Comedores noturnos acordavam significativamente mais vezes durante a noite do que os controles e, apesar de a metade dos despertares noturnos documentados terem sido acompanhados por ingestão alimentar, nenhum dos despertares dos controles envolveu alimentação.
Além disso, relataram um humor médio mais baixo do que os controles em um período de 24 horas e experimentaram um declínio contínuo no humor começando no período final da tarde (os controles não relataram o declínio).
Os trabalhos mais recentes sobre a SCN centraram-se no refinamento das características diagnósticas precisas do transtorno e na identificação das características associadas.
Um estudo tentou determinar as diferenças entre SCN e TCAP por meio da análise dos pacientes que sofriam de TCAP, SCN, de ambos e de nenhum desses transtornos alimentares, inscritos em uma instituição para perda de peso.
Os autores concluíram que pacientes com SCN podem representar uma importante subcategoria dos obesos, distinta dos que possuem TCAP.

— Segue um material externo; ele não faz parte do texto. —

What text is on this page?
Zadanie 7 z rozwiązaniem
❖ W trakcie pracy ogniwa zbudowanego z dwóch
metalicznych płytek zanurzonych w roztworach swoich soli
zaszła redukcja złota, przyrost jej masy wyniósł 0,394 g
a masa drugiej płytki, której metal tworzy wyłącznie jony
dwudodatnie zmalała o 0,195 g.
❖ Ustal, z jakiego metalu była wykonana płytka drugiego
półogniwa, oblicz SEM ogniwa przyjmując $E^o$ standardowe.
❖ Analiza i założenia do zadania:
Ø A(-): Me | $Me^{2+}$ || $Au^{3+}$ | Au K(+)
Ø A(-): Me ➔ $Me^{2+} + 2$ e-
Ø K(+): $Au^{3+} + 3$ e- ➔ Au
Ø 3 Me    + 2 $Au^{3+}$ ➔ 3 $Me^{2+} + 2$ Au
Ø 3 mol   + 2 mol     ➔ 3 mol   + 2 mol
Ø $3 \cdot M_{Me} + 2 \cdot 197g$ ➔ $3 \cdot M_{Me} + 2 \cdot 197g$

Outro trabalho recente sobre as características da SCN demonstrou que o transtorno está associado à obesidade, depressão, baixa autoestima e diminuição da fome diurna em pacientes ambulatoriais obesos.
Além disso, pacientes ambulatoriais obesos com SCN têm tido menos êxito nos programas de redução de peso do que seus equivalentes obesos sem a SCN.
Embora os achados recentes sobre as características e critérios diagnósticos da SCN sejam promissores, muito trabalho tem que ser feito para atingir uma compreensão completa sobre a etiologia e demais características associadas ao transtorno.
Conclusões
Pesquisas sobre a obesidade no decorrer da última década deram duas lições aos clínicos, ambas com forte impacto nos conceitos sobre este transtorno e na abordagem clínica.
Em primeiro lugar, a revalorização da importância das contribuições genéticas para o início e a manutenção dessa condição, sublinham a utilidade de considerar os indivíduos obesos não como pessoas com falta de força de vontade, mas como portadores de uma vulnerabilidade biológica inata.
Em segundo lugar, o reconhecimento de transtornos alimentares clinicamente significativos tais como o TCAP e a SCN em alguns pacientes obesos permite a avaliação e o planejamento do tratamento de forma mais racional e individualizada.
Ao trabalharem com esses pacientes, os profissionais de saúde mental podem ser instrumentais na correção das concepções equivocadas dos pacientes sobre as causas de sua obesidade, na identificação e no manejo clínico da psicopatologia comórbida e no auxílio aos pacientes a estabelecerem metas razoáveis e a trabalharem para realizarem escolhas saudáveis de estilo de vida que levem a um maior bem-estar físico e psicológico.